Cross-crediting is still an effective means to reduce excess foreign tax credits even with the separate baskets of passive and general category limitations. Cross-crediting is the process of averaging foreign income taxed at higher rates than in the US with foreign income taxed at lower rates than in the US. This strategy was more effective prior to the separate category limitations; however, it still remains a prevalent planning opportunity with the current passive and general category limitations. A US taxpayer usually receives no advantage of income being taxed at lower rates than the US because the difference between the foreign tax rate and the US tax rate will be collected in the US. Therefore, the opportunity to cross-credit between highly taxed foreign source income and lightly taxed foreign source income provides an opportunity to increase the foreign tax credits within a limitation category, reducing foreign tax credit carryforwards, and reducing the US income tax liability.

Similarly for dividend repatriation, it is important to look at tax-efficient ways to repatriate dividends from foreign corporations. Again, cross-crediting provides an opportunity where foreign tax credits from heavily taxed foreign jurisdictions can be used to shelter residual US tax due on dividends from lightly taxed jurisdictions. Another strategy is claiming reduced withholding tax rates through a foreign country with a favorable income tax treaty with the US. Alternatives to dividends should also be considered to repatriate earnings to the US, for example, through interest, rent, management fees, etc.; there are many opportunities to repatriate funds other than through dividend payments.

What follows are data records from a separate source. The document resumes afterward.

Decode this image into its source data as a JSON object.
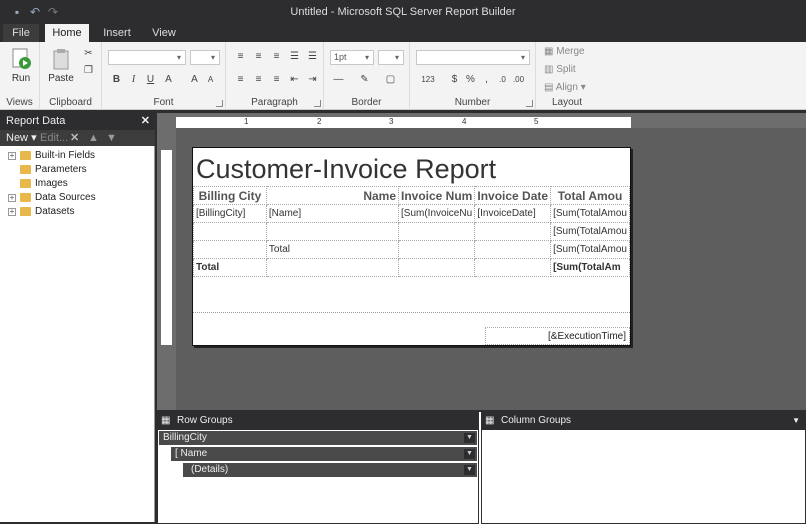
{
  "window": {
    "title": "Untitled - Microsoft SQL Server Report Builder"
  },
  "tabs": [
    {
      "label": "File"
    },
    {
      "label": "Home"
    },
    {
      "label": "Insert"
    },
    {
      "label": "View"
    }
  ],
  "ribbon": {
    "views": {
      "label": "Views",
      "run": "Run"
    },
    "clipboard": {
      "label": "Clipboard",
      "paste": "Paste"
    },
    "font": {
      "label": "Font",
      "bold": "B",
      "italic": "I",
      "underline": "U"
    },
    "paragraph": {
      "label": "Paragraph"
    },
    "border": {
      "label": "Border",
      "size": "1pt"
    },
    "number": {
      "label": "Number",
      "currency": "$",
      "percent": "%"
    },
    "layout": {
      "label": "Layout",
      "merge": "Merge",
      "split": "Split",
      "align": "Align"
    }
  },
  "report_data": {
    "title": "Report Data",
    "new_label": "New",
    "edit_label": "Edit...",
    "items": [
      {
        "label": "Built-in Fields"
      },
      {
        "label": "Parameters"
      },
      {
        "label": "Images"
      },
      {
        "label": "Data Sources"
      },
      {
        "label": "Datasets"
      }
    ]
  },
  "ruler": {
    "marks": [
      "1",
      "2",
      "3",
      "4",
      "5"
    ]
  },
  "report": {
    "title": "Customer-Invoice Report",
    "headers": [
      "Billing City",
      "Name",
      "Invoice Num",
      "Invoice Date",
      "Total Amou"
    ],
    "rows": [
      [
        "[BillingCity]",
        "[Name]",
        "[Sum(InvoiceNu",
        "[InvoiceDate]",
        "[Sum(TotalAmou"
      ],
      [
        "",
        "",
        "",
        "",
        "[Sum(TotalAmou"
      ],
      [
        "",
        "Total",
        "",
        "",
        "[Sum(TotalAmou"
      ],
      [
        "Total",
        "",
        "",
        "",
        "[Sum(TotalAm"
      ]
    ],
    "execution_time": "[&ExecutionTime]"
  },
  "row_groups": {
    "title": "Row Groups",
    "items": [
      {
        "label": "BillingCity"
      },
      {
        "label": "[ Name"
      },
      {
        "label": "(Details)"
      }
    ]
  },
  "column_groups": {
    "title": "Column Groups"
  }
}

The foreign tax credit is extremely important for US taxpayers in avoiding double taxation of foreign source income and controlling global effective tax rate management. While the concept is simple, there are a number of rules and exceptions that make the computation of the foreign tax credit complex. Proper planning for the foreign tax credit is important for US taxpayers with foreign source income in order to avoid double taxation and efficiently manage their worldwide tax liability.


1 The term “Subpart F Income” refers to a specific type of foreign source income that is currently taxable in the US. The term will be addressed in future articles.